At the moment, lake managers can only draw water using the reservoir’s middle water intake gate. Another gate farther below the water line is broken and blocked by silt, Taylor said. Lake managers hope to repair the lower gate and clear silt away from it, then dredge silt out of the lake’s original channel.

Lake managers are waiting for permits from the U.S. Army Corps of Engineers to begin work. Once those permits are issued, managers hope to begin the bidding process for the project within weeks, Taylor said.

Once that work is complete, cities would immediately have access to an additional 25,000 acre-feet of water, Taylor said. An acre-foot is the the amount of water required to cover an acre of land a foot deep.

Besides giving immediate access to more water, dredging the reservoir would create a more sustainable water situation where the amount of water running into the lake more nearly equals the amount that’s pumped out or lost to evaporation, Taylor said.

Cities across southern and southwestern Oklahoma have taken drastic measures to stave off the effects of drought. Lawton has been under stage 3 watering restrictions since last year. Those restrictions limit outdoor watering to certain hours, two days a week.

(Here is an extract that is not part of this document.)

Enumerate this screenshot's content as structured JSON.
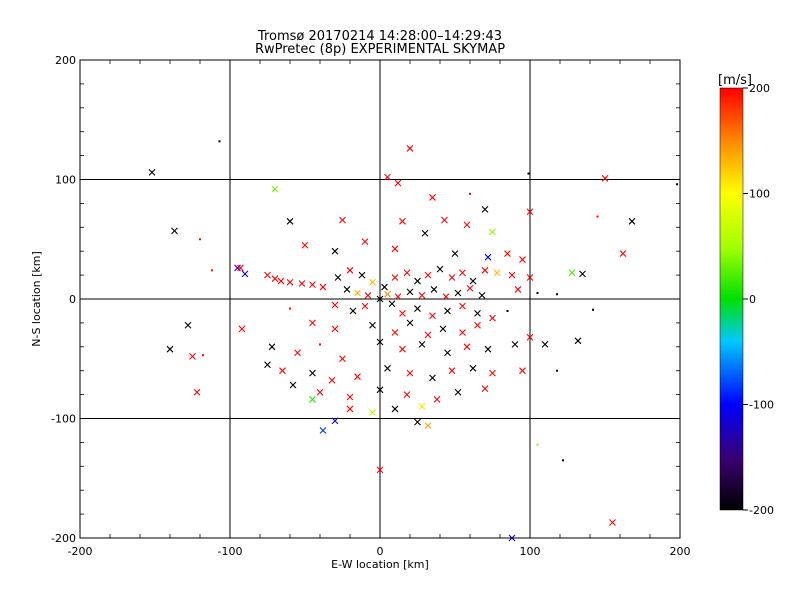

City officials there are also considering other measures, including a cloud-seeding plan.

In Duncan, officials enacted a near-total ban on outdoor watering last year. Duncan City Manager Jim Frieda last month called the city’s water situation “pretty frightening.”

The Duncan City Council approved a utility rate increase last month to pay for the dredging project. Frieda said Duncan’s share of the cost of the project would be an estimated $246,000 a year for 30 years.

Frieda said the dredging project would expand the city’s access to water from its main source. City officials also hope to improve the infrastructure at several smaller city-owned reservoirs, Frieda said.